Inspiration
Debugging is an everyday problem for developers and computer science students. Some of the hardest bugs aren’t syntax errors: the code runs, but the logic is wrong. When that happens, it’s often unclear how values reached their current state, even if you roughly know where things start to go wrong. In practice, this leads to excessive print statements or stepping through code line by line, which quickly becomes slow and overwhelming as programs grow. While AI tools can sometimes help, they are not always reliable for understanding execution and often change the original code. As a team of computer science students, we repeatedly ran into this exact problem ourselves. We wanted a tool that doesn’t guess or rewrite logic, but instead shows exactly what the program does. That motivation led us to build GlassBox.
What it does
GlassBox is a web-based developer tool that helps programmers understand how variables change throughout program execution. It traces variable assignments and visualises the flow of values over time in an interactive diagram. Users can select or highlight specific variables directly from the code editor to focus on the parts of execution that matter to them.
How it works
Users write Python code in a Monaco Editor embedded in the browser. The code executes entirely client-side using Pyodide. During execution, a custom Python tracer built on sys.settrace captures variable assignments, scope changes, and runtime values. This trace data is then transformed into Mermaid.js flowcharts that represent execution as a clear, step-by-step timeline. React synchronises the code editor, variable selection, and diagram updates in real time, allowing users to instantly see how values evolve as they interact with the code.
Challenges we ran into
Python’s broad support for variable shadowing introduced tricky semantics when ensuring that only the intended variables were highlighted. To address this, we leveraged Python’s deep introspection capabilities through its frame, sys, and ast modules, selectively “un-parsing” lines of code to determine which variables were actually referenced.
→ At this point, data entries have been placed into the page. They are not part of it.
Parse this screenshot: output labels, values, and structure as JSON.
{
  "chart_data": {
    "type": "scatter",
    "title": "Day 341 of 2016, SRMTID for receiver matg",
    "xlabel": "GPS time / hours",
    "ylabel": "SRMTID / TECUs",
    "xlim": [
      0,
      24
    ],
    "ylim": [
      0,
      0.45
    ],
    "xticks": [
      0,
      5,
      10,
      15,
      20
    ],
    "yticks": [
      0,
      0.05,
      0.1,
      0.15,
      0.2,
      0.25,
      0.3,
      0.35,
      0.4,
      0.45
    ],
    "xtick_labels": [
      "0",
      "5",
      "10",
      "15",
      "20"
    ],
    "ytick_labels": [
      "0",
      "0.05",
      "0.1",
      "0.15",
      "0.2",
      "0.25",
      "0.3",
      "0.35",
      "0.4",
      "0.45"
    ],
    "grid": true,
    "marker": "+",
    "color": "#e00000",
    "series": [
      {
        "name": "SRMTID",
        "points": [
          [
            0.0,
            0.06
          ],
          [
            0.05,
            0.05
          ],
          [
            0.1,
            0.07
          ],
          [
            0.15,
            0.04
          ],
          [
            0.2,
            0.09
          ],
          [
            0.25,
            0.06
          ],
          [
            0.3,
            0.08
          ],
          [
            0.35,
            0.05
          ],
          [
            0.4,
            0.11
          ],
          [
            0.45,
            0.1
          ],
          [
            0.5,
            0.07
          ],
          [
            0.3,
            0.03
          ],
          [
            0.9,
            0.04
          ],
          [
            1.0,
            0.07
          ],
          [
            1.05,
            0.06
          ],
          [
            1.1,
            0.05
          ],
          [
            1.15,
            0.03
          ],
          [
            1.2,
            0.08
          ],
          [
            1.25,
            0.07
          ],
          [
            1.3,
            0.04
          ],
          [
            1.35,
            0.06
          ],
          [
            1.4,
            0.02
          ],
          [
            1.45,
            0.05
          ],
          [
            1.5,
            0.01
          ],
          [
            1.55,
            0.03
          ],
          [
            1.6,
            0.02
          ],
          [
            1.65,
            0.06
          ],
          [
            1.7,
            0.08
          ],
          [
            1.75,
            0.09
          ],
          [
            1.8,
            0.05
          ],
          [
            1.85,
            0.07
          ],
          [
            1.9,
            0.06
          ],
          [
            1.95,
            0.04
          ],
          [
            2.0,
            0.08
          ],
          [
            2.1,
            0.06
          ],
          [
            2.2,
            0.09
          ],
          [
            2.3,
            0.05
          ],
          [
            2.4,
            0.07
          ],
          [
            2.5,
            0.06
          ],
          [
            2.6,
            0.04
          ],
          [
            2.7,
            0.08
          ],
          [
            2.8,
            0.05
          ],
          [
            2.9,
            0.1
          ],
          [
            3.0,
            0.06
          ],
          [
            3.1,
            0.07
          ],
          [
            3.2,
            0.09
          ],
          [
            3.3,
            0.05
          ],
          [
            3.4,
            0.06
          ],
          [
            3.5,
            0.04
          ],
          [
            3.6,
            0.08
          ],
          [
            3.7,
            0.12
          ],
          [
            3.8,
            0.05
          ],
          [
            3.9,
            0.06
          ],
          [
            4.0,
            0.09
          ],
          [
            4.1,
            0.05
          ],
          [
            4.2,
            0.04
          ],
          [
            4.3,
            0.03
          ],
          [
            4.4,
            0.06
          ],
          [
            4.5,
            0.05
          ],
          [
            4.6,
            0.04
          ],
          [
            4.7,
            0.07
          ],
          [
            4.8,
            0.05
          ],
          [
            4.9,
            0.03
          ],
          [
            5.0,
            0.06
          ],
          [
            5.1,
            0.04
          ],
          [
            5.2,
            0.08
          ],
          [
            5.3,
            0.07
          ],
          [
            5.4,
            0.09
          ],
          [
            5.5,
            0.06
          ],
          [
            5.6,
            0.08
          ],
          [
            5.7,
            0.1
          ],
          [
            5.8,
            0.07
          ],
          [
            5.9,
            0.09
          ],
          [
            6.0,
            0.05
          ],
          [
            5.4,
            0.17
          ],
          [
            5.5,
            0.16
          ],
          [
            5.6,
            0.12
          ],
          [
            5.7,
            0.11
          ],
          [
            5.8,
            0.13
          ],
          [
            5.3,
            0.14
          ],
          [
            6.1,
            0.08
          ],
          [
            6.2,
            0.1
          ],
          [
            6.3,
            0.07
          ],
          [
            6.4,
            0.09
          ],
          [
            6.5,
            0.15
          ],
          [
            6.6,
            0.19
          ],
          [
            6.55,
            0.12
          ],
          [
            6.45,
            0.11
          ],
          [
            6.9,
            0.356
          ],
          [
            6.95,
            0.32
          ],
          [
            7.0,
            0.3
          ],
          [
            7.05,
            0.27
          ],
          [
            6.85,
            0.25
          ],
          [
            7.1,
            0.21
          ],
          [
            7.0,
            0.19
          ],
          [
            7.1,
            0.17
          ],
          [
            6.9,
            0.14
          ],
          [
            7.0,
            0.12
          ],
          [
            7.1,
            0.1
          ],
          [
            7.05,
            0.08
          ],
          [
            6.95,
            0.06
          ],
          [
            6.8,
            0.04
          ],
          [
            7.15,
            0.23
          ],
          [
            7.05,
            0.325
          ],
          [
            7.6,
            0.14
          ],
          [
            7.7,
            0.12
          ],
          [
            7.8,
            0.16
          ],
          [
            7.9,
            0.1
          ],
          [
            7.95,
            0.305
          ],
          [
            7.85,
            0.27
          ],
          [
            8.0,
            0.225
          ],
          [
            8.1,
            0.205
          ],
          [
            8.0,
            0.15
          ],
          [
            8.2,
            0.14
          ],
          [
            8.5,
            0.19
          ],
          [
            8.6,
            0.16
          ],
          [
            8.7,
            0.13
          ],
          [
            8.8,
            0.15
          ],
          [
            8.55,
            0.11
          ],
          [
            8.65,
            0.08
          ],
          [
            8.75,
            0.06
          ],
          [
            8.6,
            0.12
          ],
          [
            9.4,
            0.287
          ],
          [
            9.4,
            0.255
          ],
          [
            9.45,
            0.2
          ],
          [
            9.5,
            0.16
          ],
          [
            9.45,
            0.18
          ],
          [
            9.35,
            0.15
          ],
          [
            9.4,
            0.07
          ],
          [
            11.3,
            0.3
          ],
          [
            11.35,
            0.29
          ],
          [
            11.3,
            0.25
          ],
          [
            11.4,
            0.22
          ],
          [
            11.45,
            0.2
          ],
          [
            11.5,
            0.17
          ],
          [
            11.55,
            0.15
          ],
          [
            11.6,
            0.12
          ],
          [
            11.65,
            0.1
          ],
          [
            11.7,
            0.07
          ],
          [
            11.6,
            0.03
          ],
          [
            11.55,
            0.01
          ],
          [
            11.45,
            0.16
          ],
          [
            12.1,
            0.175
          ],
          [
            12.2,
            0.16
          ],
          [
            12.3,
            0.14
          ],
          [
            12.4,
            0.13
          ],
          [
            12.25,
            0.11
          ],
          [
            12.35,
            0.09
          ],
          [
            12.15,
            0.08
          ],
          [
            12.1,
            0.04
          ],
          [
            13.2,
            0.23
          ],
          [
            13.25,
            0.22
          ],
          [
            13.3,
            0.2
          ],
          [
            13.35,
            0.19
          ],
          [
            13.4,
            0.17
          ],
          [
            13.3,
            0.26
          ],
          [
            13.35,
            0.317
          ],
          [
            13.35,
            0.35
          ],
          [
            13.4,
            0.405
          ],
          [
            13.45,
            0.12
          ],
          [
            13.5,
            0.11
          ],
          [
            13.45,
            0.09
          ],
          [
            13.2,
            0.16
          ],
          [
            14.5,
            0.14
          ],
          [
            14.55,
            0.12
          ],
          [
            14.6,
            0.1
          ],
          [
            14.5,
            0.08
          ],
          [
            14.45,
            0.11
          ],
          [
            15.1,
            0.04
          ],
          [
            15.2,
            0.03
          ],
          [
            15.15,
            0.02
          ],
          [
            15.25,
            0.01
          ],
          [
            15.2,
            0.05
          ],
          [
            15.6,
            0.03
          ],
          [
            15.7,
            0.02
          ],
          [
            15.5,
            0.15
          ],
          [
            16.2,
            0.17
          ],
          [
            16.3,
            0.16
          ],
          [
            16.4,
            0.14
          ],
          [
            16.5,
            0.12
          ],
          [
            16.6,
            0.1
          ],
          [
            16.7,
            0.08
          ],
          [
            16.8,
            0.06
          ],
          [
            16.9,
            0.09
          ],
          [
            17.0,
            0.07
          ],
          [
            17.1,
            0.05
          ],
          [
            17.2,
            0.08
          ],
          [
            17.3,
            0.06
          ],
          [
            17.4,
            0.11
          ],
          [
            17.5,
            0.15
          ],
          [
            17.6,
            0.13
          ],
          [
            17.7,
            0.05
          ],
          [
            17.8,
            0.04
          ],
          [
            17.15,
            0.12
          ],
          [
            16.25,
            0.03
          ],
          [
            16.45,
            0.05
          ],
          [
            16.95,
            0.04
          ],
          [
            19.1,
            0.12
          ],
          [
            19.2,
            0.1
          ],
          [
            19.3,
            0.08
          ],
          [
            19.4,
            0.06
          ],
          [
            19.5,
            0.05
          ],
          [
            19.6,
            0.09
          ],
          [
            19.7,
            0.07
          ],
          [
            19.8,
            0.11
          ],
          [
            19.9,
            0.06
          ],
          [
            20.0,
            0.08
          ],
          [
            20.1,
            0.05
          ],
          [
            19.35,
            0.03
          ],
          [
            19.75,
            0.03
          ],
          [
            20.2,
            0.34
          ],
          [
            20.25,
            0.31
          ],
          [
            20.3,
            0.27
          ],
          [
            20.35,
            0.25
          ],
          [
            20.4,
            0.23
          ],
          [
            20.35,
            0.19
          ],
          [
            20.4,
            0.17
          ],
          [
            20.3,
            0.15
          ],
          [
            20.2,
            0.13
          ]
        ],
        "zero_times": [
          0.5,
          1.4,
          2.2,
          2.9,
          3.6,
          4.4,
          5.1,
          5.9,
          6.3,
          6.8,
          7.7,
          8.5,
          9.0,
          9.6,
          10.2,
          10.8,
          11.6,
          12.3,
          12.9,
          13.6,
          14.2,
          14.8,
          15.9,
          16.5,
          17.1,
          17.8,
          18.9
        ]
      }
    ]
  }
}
We also experimented with traditional flowchart loops and nested boxes, but found that these approaches either obscured the history of variable changes or introduced confusing visual clutter. Ultimately, we determined that a linear timeline with repeated line numbers provided the simplest and most effective way to visualise execution flow.
Accomplishments that we're proud of
We’re proud to have built GlassBox as a fully functional, client-side web application with seamless integration between tracing, visualisation, and interaction. In particular, we’re proud of the intuitive user experience, where selecting or hovering over code immediately reveals how variable values evolve throughout execution.
What we learned
Through this project, we gained hands-on experience with several new technologies. We learned how to dynamically generate and render Mermaid.js flowcharts in a web application, and how to use Python’s sys.settrace to trace variable behaviour during execution.
What's next for GlassBox
There are two clear next steps for GlassBox. First, expanding support to additional programming languages beyond Python. Second, building a VS Code extension that brings in-editor variable tracing directly into developers’ existing workflows.